Welcome to the world of coincidence. Coincidences fascinate us, and we like to assign meaning to them. Something in the human spirit craves events that astonish or surprise. For many who like to connect the dots of random events and see a reason for everything, God plays the lead role. To them, coincidence is a dirty word, the sign of a godless universe—unless, that is, God can be given responsibility for arranging the
But if God had arranged for Cody Parkey to miss those four kicks, what might have been the purpose of that arranging? Did God have it in for Parkey or the Bears? (The Bears won the game.) In the case of the waitress’s stolen license, if God set up the memorable circumstances for the license’s retrieval, why doesn’t God make a more concerted effort to find more stolen wallets? As for that batter’s foul ball, are we to conclude that God was looking for a conspicuous way to deepen the bond between mother and son?
Our minds get suspicious when no one is in control of our every circumstance. That chance and coincidence could be part of the fabric of the universe—and one of the by-products of human freedom—is simply incomprehensible to many. They go searching for a responsible party and, eager to identify someone who might be in charge, find God to be the go-to choice. “If bad things happen,” observes Roberta Bondi, “it is better to have a God we can’t understand and who hurts us, but is at least in charge.”

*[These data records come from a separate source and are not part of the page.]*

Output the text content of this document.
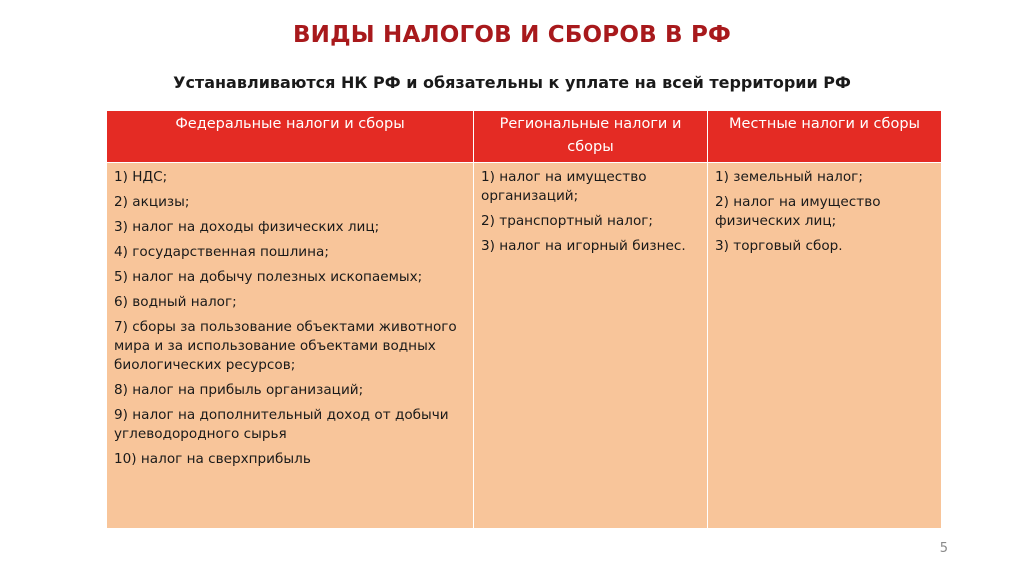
ВИДЫ НАЛОГОВ И СБОРОВ В РФ
Устанавливаются НК РФ и обязательны к уплате на всей территории РФ
Федеральные налоги и сборы	Региональные налоги и сборы
Местные налоги и сборы
1) НДС;
2) акцизы;
3) налог на доходы физических лиц;
4) государственная пошлина;
5) налог на добычу полезных ископаемых;
6) водный налог;
7) сборы за пользование объектами животного мира и за использование объектами водных биологических ресурсов;
8) налог на прибыль организаций;
9) налог на дополнительный доход от добычи углеводородного сырья
10) налог на сверхприбыль
1) налог на имущество организаций;
2) транспортный налог;
3) налог на игорный бизнес.
1) земельный налог;
2) налог на имущество физических лиц;
3) торговый сбор.
5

Our spiritual lives would grow exponentially if we could step beyond the pious but false notion of God arranging our circumstances for the sake of sending good and bad events our way. God doesn’t send events into our lives or arrange circumstances either to please or disappoint us. What seems to interest God far more is the texture of our souls and the composition of our character. How we shape these determines how we navigate the various events we encounter.
Instead of elevating coincidence to the status of miracle and trying to assign gospel-level meaning to every chance event, maybe we can learn to trust God’s constancy in our lives enough to help us say more comfortably: Whatever happens, happens.